Watching ocean liners enter The Rip is a calming indulgence at Point Nepean. The Bass Strait’s powerful forces crashing against Port Phillip Bay are clearly at play. But the land on which Point Nepean National Park stands is also significant to the Bunurong People of the Kulin Nation. It had fulfilled a vital military role and served as a quarantine station. And, as the site of Harold Holt’s disappearance, mystery abounds but clues to its intriguing past remain.
Stunning coastal walks unveil this remarkable history; check out the Visitor Centre near the Quarantine Station for historic monuments, cairns, shuttle bus access and more.
MON MON-A WOMAN’S PLACE
For more than 35,000 years, Mon Mon, as it’s known to the Bunurong people, was home to a sacred birthing site. Within Point Nepean National Park, more than 70 sites are culturally significant. Many remain protected but you can respectfully admire the long-standing connection at publically-accessible coastal midden sites.
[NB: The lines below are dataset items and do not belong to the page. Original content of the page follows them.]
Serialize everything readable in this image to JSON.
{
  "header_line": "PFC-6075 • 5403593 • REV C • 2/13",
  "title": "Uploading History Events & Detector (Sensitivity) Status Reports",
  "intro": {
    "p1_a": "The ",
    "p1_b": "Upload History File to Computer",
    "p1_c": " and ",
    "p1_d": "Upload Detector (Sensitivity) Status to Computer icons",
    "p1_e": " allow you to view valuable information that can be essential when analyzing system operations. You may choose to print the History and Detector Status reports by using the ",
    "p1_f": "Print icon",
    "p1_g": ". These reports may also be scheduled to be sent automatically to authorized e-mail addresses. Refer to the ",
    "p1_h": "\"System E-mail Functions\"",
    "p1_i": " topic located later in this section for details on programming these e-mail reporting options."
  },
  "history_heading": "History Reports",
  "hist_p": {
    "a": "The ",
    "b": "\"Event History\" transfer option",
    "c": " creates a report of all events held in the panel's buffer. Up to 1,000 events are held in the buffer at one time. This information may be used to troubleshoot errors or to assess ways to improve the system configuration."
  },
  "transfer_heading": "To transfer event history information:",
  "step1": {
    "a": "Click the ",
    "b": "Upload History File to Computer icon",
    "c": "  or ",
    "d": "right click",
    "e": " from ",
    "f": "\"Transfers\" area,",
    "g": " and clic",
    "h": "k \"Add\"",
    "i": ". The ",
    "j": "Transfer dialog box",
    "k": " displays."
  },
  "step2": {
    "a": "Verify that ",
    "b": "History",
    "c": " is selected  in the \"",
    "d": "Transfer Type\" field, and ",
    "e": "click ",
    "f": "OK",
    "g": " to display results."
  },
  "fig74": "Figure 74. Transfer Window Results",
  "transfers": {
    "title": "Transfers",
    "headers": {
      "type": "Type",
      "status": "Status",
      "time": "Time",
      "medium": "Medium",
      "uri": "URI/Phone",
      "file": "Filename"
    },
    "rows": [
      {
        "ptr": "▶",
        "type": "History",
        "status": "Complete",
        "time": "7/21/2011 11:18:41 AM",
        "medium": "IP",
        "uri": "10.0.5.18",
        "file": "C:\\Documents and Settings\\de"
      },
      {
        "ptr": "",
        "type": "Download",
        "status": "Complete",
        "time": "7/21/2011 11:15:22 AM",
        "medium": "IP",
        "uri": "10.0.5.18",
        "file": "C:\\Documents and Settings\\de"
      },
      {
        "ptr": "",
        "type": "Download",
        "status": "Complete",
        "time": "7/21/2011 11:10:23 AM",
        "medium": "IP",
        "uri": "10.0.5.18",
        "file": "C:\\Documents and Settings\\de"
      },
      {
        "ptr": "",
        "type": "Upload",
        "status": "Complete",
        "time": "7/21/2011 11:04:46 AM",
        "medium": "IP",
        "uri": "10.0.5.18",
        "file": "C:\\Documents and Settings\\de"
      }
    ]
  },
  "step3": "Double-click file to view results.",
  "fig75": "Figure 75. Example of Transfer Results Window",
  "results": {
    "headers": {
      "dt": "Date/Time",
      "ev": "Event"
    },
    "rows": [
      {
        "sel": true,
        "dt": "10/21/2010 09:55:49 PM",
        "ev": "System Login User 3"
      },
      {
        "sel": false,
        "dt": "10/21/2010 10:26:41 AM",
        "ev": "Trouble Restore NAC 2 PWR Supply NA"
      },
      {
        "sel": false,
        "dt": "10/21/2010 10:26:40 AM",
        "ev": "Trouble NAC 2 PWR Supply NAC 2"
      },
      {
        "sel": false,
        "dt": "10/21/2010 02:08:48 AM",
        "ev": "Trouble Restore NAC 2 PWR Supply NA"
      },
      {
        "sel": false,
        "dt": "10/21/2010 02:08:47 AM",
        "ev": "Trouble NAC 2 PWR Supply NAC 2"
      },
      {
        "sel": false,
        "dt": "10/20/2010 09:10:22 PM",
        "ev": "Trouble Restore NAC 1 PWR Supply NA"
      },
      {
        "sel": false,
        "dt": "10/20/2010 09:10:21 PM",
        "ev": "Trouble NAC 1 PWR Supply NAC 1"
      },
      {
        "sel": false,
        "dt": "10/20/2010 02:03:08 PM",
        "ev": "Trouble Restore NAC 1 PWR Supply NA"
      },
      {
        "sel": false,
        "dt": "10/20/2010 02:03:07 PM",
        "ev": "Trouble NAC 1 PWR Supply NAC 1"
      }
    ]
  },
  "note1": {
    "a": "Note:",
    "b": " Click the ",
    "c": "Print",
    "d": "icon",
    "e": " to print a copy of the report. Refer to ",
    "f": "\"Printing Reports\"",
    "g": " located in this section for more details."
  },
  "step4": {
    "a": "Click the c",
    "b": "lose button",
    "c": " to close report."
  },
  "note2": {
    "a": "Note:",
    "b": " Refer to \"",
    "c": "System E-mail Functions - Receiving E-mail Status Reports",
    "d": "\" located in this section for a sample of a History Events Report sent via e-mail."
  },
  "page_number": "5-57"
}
Today, the Bunurong People work with Parks Victoria to preserve the landscape here.
THE QUARANTINE STATION
Port Nepean’s isolation, deep channel, potable groundwater and abundance of wild parsley (for the scurvy-affected) pegged it as the ideal site for a quarantine station.
After it was assessed in 1850, authorities ‘encouraged’ farmers, locals and limeburners to move on and in 1852, the-then Port Phillip Government poured the equivalent of £5,000 into a wooden infirmary. By decade’s end, the government erected another five two-storey hospital blocks as the local gold fields opened up through central Victoria.
It operated as a quarantine station until the 1980s and was home to the School of Army Health until 1996. But, intriguingly, many of the original sites remain, snapshotting a remarkable 150 years in medical evolution.
TOURING THE QUARANTINE STATION HISTORIC SITE
Among the restored assets are a luggage fumigator, hospital, a military school and a washhouse for infected clothing.
Interpretive signs shed light on the immigrant experience, and medical progress through the years at the Quarantine Station Museum.
But you can also uncover more secrets wandering the grounds and Quarantine Station Museum at your leisure, with Parks Victoria’s audio tour as your guide.
LIMESTONE HISTORY
European settlers on the Mornington Peninsula earned a crust purifying lime for stone dwellings as early as the 1840s. There’s actually two lime kilns within the park. They’re inaccessible but you can walk into the cellar of the Shepherd’s Hut at the Quarantine Station, Victoria’s earliest sandstone dwelling.
WALKING ‘THE NARROWS’ TO FORT NEPEAN
Port Nepean’s 270-degree views presiding over The Heads sealed its role in Victoria’s defence back in 1878, when barracks were built.
Gun batteries originally manned and maintained by the Royal Victorian Volunteer Artillery Regiment in 1886, remained a first line of defence until the end of WWII in 1945 at the point’s Peak. By walking, riding or bussing ‘The Narrows’ you’ll find the Pierce Barracks, the gun batteries and an eerie warren of tunnels.